Türkiye ekonomisinin kronikleşmiş önemli bir sorunu, dış ödemeler dengesindeki açıktır (cari açık). İktidar, 2021 sonundan itibaren açıkladığı programlarla, dış ödemeler dengesindeki açığın bir fazlaya dönüşeceği umudunu taşıyordu. Bunun tersi oldu. 2021 yılı Ocak-Mart döneminde cari açık 7,5 milyar ABD doları iken, 2022 yılı Ocak-Mart döneminde cari açık 18,1 milyar ABD doları oldu.
Türkiye’nin 441,1 milyar ABD dolarlık dış borcu ise önemini koruyor. Ancak, Türkiye’nin risk priminin yükselmesiyle birlikte, bu borcun çevrilmesinde ödenen faiz oranı tefeci faizi düzeyine yükseldi.
Dünyadaki bazı ekonomik ve politik gelişmeler de dikkate alındığında, Türkiye ekonomisinin önümüzdeki aylarda işçi sınıfı başta olmak üzere tüm emekçi sınıf ve tabakalar ve işsizler ile emekliler için ciddi sorunlar yaratmaya devam edeceği gözükmektedir. 1980-1989 döneminde işçi sınıfının geniş kesimlerinin yaşadığı mutlak yoksullaşma, 1989 Bahar Eylemleri ve ardından 1990-1992 dönemi mücadeleleriyle tersine çevrilmiş ve gerçek ücretlerde çok önemli artışlar gerçekleştirilebilmişti. Diğer bir deyişle, işçi sınıfının kitlesel mücadelesi, düzenin sınırları içinde sorunların aşılmasını sağlayabildiği için, işçi sınıfının geniş kesimlerinin farklı bir düzen arayışı çabası ve arayışı gündeme gelmemişti.
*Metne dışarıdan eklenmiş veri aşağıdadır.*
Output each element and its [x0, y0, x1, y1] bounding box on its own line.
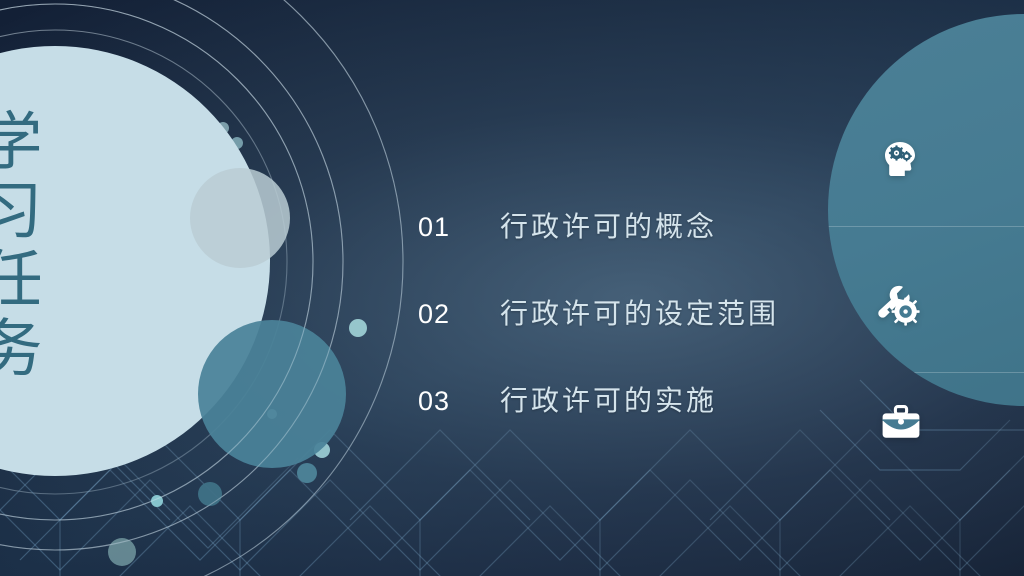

Bu kez durum farklı gözüküyor.
Düşük oranlı enflasyona alışmış bir kitle, aniden yükselen ve bu şekilde devam edeceğe benzeyen bir enflasyon oranı karşısında henüz şaşkınlık içindedir. Ancak bu şaşkınlık kısa sürede geçecek ve yaşanmakta olan hızlı mutlak yoksullaşma, işçi sınıfını mücadeleye zorlayacak ve mevcut düzenin sınırları içinde çözüm olanaklarının bulunmaması durumunda alternatif siyasal arayışlar gündeme gelecektir.
Türkiye’de işçi sınıfının ve diğer emekçi sınıf ve tabakalarının güvenini kazanmış güçlü bir siyasal hareket yaratılabilirse, bu hareketlilik eğilimi ve gelişecek mücadele, bağımsız ve demokratik bir Türkiye ve sınıfsız ve sömürüsüz bir dünya mücadelesine önemli katkılarda bulunacaktır.